My concern derives from headlines such as that of The Times, “students aged 4 will learn how to beat depression”, indicating ‘health’ lessons may reflect the same stigma or worries which sex and relationship education currently evokes. Headlines such as these, leave visions of Y1s playing snap the symptom to the mental health condition! Instead, we need to focus on the fantastic work which schools are already doing to promote mental wellbeing. Activities which need to remain prevalent across ALL lessons and day-to-day activities, not merely standalone sessions, working towards building a culture of tolerance and understanding.
Although ultimately, sole responsibility should not lie within teachers. The DfE needs to provide sufficient funding behind their proposals. This will ensure teachers receive adequate training to manage the workload associated with undertaking a new responsibility. Additionally, research states one of the key factors associated with improving mental well-being is the importance of exercise and creativity. Both of which are being drastically reduced from school timetables as a consequence of a range of factors. I’d like to see this addressed within DfE proposals, as opposed to just an outline of curriculum content.

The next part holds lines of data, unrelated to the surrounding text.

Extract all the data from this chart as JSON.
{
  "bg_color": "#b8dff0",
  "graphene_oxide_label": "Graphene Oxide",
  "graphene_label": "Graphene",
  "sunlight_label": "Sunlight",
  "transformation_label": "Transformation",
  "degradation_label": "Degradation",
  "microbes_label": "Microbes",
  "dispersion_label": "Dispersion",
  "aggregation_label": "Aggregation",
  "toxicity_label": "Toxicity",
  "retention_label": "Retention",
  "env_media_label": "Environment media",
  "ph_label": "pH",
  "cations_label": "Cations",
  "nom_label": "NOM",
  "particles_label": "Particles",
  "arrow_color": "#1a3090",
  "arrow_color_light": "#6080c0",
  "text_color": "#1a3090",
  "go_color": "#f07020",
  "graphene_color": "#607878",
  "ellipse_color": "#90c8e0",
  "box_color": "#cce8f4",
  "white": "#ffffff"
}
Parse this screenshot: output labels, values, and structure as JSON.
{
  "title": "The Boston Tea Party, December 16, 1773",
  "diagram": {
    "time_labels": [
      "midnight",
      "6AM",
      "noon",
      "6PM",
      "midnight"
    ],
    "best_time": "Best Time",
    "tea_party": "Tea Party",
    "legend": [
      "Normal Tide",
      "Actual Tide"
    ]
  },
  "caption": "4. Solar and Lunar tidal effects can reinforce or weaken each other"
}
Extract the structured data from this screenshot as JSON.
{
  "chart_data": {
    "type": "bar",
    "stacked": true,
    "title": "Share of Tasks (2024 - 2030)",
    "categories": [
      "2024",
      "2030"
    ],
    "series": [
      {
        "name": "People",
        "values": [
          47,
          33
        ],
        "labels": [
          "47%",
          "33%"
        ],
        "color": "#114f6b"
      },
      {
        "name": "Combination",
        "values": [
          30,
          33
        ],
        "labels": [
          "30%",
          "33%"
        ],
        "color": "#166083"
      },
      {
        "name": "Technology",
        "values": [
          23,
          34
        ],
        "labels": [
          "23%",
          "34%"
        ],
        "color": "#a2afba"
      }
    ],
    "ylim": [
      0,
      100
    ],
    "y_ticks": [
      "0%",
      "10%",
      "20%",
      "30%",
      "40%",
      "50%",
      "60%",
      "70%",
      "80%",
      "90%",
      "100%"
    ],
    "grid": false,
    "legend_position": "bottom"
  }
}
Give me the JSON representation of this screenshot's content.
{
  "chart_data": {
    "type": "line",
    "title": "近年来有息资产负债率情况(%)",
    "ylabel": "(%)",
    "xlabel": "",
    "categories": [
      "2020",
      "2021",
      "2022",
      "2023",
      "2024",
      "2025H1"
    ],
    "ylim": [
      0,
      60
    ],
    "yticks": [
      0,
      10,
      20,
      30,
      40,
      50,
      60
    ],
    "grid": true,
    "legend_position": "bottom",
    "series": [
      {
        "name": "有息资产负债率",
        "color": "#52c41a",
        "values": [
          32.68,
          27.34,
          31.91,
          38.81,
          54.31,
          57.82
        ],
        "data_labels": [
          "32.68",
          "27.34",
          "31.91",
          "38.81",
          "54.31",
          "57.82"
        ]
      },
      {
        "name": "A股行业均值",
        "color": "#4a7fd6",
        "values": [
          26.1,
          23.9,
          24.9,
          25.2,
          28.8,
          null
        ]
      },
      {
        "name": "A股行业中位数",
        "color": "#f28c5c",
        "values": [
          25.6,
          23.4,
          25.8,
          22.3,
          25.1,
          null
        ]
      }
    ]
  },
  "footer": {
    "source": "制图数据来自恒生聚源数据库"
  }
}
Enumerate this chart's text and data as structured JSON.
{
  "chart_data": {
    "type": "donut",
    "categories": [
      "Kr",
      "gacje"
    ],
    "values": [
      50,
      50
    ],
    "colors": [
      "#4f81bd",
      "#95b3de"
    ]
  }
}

The Education Support Partnership also recommend mandatory provision of personal mental health and wellbeing guidance within Initial Teacher Training. In addition to annual staff surveys to become statutory in all schools and colleges; with senior leaders acting on the issues identified in an open and transparent way. This may also lead to increased awareness, knowledge and signposting to external support services for teachers.
In conclusion, everyone at the APPG was incredibly welcoming and friendly, and regardless of qualifications or status, you had the opportunity to share your opinions. I think it’s great how the experiences of frontline teachers are valued and have the potential to shape policy. I was the only student there, but being able to provide a trainee insight into teacher training was a fantastic opportunity and I hope to be able to attend future meetings and encourage others to join the CTT and get involved!